Sapper George Ellis was born in Middlesex in 1896. He was 19 years old when he was sent to fight in the trenches of Northern France; first in 1915 and a second time in 1917. He married Kate Maud on 20th August 1915 before his first journey to the Somme, where he was injured.

Spr Ellis set off for the trenches of Northern France with 104th Field Company on Tuesday 20th March 1917 – his second time out. This is his personal account of the journey to Ypres shared 100 years to the days of his diary entries.

Coxyde 2/9/17 – Dunkirk 8/9/17 – Poperinge   30/9/17

Hangars at the British and French Aerodromes at St. Pol-sur-Mer, near Dunkirk, destroyed by an air raid, September 1917. IWM.

Well after just over a month we were returned and went to Coxyde (Koksijde). We still got shelled but only about a dozen shells a day. We were still working just outside Nieuport. German aeroplanes used to bomb us every night but it took more than bombs to disturb us.

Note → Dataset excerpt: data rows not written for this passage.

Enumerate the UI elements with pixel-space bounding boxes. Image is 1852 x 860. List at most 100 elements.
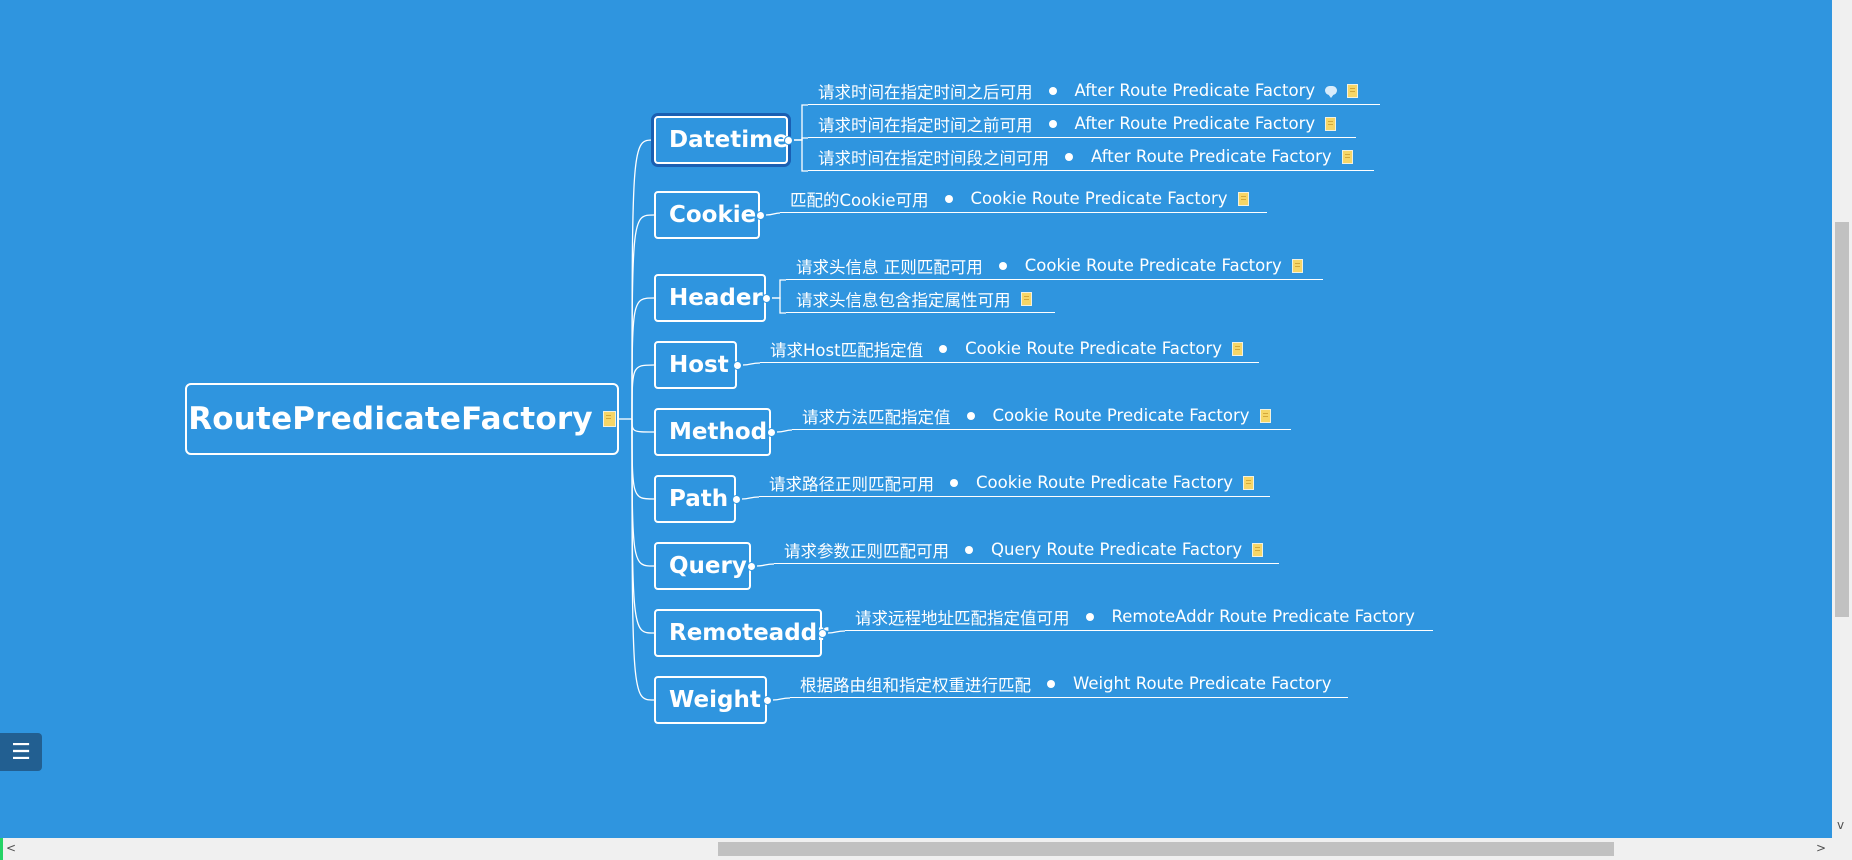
branch-connector <box>631 364 655 420</box>
scroll-right-arrow[interactable]: > <box>1816 841 1826 855</box>
branch-label: Path <box>669 486 729 512</box>
horizontal-scrollbar[interactable]: < > <box>0 838 1852 860</box>
branch-connector <box>631 214 655 420</box>
leaf-connector <box>765 212 781 216</box>
leaf-connector <box>776 429 793 433</box>
branch-node-weight[interactable]: Weight <box>654 676 767 724</box>
leaf-description: 请求时间在指定时间之前可用 <box>818 115 1033 135</box>
leaf-connector <box>741 496 760 500</box>
comment-icon[interactable] <box>1325 86 1338 98</box>
leaf-topic[interactable]: 请求远程地址匹配指定值可用 RemoteAddr Route Predicate … <box>845 603 1433 631</box>
root-topic[interactable]: RoutePredicateFactory <box>185 383 619 455</box>
mindmap-canvas[interactable]: RoutePredicateFactory Datetime 请求时间在指定时间之… <box>0 0 1832 838</box>
scroll-left-arrow[interactable]: < <box>6 841 16 855</box>
factory-name: Query Route Predicate Factory <box>991 540 1243 559</box>
leaf-topic[interactable]: 请求头信息包含指定属性可用 <box>786 285 1055 313</box>
window-edge-indicator <box>0 838 3 860</box>
leaf-connector <box>742 362 761 366</box>
leaf-connector <box>772 279 786 299</box>
branch-label: Datetime <box>669 127 789 153</box>
branch-label: Header <box>669 285 763 311</box>
bullet-dot <box>1065 152 1073 161</box>
collapse-toggle[interactable] <box>747 562 756 571</box>
leaf-description: 请求头信息 正则匹配可用 <box>796 257 983 277</box>
leaf-description: 请求时间在指定时间段之间可用 <box>818 148 1049 168</box>
bullet-dot <box>1048 119 1057 128</box>
bullet-dot <box>1048 86 1057 95</box>
note-icon[interactable] <box>1347 83 1359 98</box>
branch-connector <box>631 418 655 567</box>
collapse-toggle[interactable] <box>818 629 827 638</box>
branch-node-path[interactable]: Path <box>654 475 736 523</box>
note-icon[interactable] <box>1341 149 1353 164</box>
note-icon[interactable] <box>1232 341 1244 356</box>
note-icon[interactable] <box>1237 191 1249 206</box>
note-icon[interactable] <box>1020 291 1032 306</box>
branch-connector <box>631 418 655 701</box>
leaf-topic[interactable]: 请求时间在指定时间之后可用 After Route Predicate Facto… <box>808 77 1380 105</box>
leaf-connector <box>827 630 846 634</box>
leaf-connector <box>756 563 775 567</box>
outline-toggle-button[interactable]: ☰ <box>0 733 42 771</box>
leaf-connector <box>772 297 786 314</box>
note-icon[interactable] <box>1291 258 1303 273</box>
branch-connector <box>631 418 655 433</box>
collapse-toggle[interactable] <box>763 696 772 705</box>
bullet-dot <box>1047 679 1055 688</box>
leaf-topic[interactable]: 请求Host匹配指定值 Cookie Route Predicate Factor… <box>760 335 1259 363</box>
factory-name: Cookie Route Predicate Factory <box>992 406 1250 425</box>
branch-node-remoteaddr[interactable]: Remoteaddr <box>654 609 828 657</box>
collapse-toggle[interactable] <box>784 136 793 145</box>
leaf-connector <box>772 697 791 701</box>
factory-name: Cookie Route Predicate Factory <box>1024 256 1282 275</box>
leaf-topic[interactable]: 请求路径正则匹配可用 Cookie Route Predicate Factory <box>759 469 1270 497</box>
leaf-topic[interactable]: 请求头信息 正则匹配可用 Cookie Route Predicate Facto… <box>786 252 1323 280</box>
note-icon[interactable] <box>1259 408 1271 423</box>
leaf-topic[interactable]: 请求时间在指定时间段之间可用 After Route Predicate Fact… <box>808 143 1374 171</box>
leaf-description: 根据路由组和指定权重进行匹配 <box>800 675 1031 695</box>
root-topic-label: RoutePredicateFactory <box>188 401 593 437</box>
bullet-dot <box>965 545 973 554</box>
vertical-scrollbar[interactable]: v <box>1832 0 1852 838</box>
leaf-connector <box>794 104 808 141</box>
note-icon[interactable] <box>602 411 616 427</box>
branch-node-header[interactable]: Header <box>654 274 766 322</box>
collapse-toggle[interactable] <box>756 211 765 220</box>
leaf-description: 请求Host匹配指定值 <box>770 340 924 360</box>
collapse-toggle[interactable] <box>733 361 742 370</box>
branch-node-query[interactable]: Query <box>654 542 751 590</box>
collapse-toggle[interactable] <box>762 294 771 303</box>
note-icon[interactable] <box>1243 475 1254 490</box>
bullet-dot <box>950 478 958 487</box>
vertical-scroll-thumb[interactable] <box>1835 222 1849 617</box>
leaf-topic[interactable]: 请求参数正则匹配可用 Query Route Predicate Factory <box>774 536 1279 564</box>
note-icon[interactable] <box>1252 542 1264 557</box>
bullet-dot <box>939 344 948 353</box>
leaf-topic[interactable]: 匹配的Cookie可用 Cookie Route Predicate Factor… <box>780 185 1267 213</box>
leaf-description: 请求参数正则匹配可用 <box>784 541 949 561</box>
branch-label: Weight <box>669 687 761 713</box>
branch-node-host[interactable]: Host <box>654 341 737 389</box>
bullet-dot <box>944 194 953 203</box>
branch-node-method[interactable]: Method <box>654 408 771 456</box>
branch-label: Query <box>669 553 747 579</box>
branch-node-datetime[interactable]: Datetime <box>654 116 789 164</box>
note-icon[interactable] <box>1325 116 1337 131</box>
collapse-toggle[interactable] <box>767 428 776 437</box>
branch-connector <box>631 418 655 634</box>
leaf-topic[interactable]: 请求方法匹配指定值 Cookie Route Predicate Factory <box>792 402 1291 430</box>
bullet-dot <box>998 261 1007 270</box>
factory-name: After Route Predicate Factory <box>1091 147 1332 166</box>
leaf-topic[interactable]: 请求时间在指定时间之前可用 After Route Predicate Facto… <box>808 110 1356 138</box>
branch-node-cookie[interactable]: Cookie <box>654 191 760 239</box>
factory-name: RemoteAddr Route Predicate Factory <box>1111 607 1415 626</box>
leaf-description: 请求路径正则匹配可用 <box>769 474 934 494</box>
collapse-toggle[interactable] <box>732 495 741 504</box>
branch-connector <box>631 139 655 420</box>
factory-name: After Route Predicate Factory <box>1074 114 1316 133</box>
list-outline-icon: ☰ <box>11 739 31 765</box>
scroll-down-arrow[interactable]: v <box>1837 818 1844 832</box>
branch-connector <box>631 297 655 420</box>
leaf-topic[interactable]: 根据路由组和指定权重进行匹配 Weight Route Predicate Fac… <box>790 670 1348 698</box>
horizontal-scroll-thumb[interactable] <box>718 842 1614 856</box>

We moved from Coxyde on Sept 14 and went by barge to a place just outside Dunkirk. We were there 10 days. During the stay we were in training, plenty of drill and marching about and football.

Panoramic view of the wrecked train on the railway line in the front line, Nieuport Bains, 8th September 1917. Line was held by the 2nd Battalion, Manchester Regiment. IWM.

We thought we were going to have a rest, but it didn’t come off. We then marched to a place called Wernbould. Stopped there one night and then off to Paradz

We were there two days and then made our way to Poperinge. We were there two days and then into Vlamertinge. We were working on repairing roads in the new territories.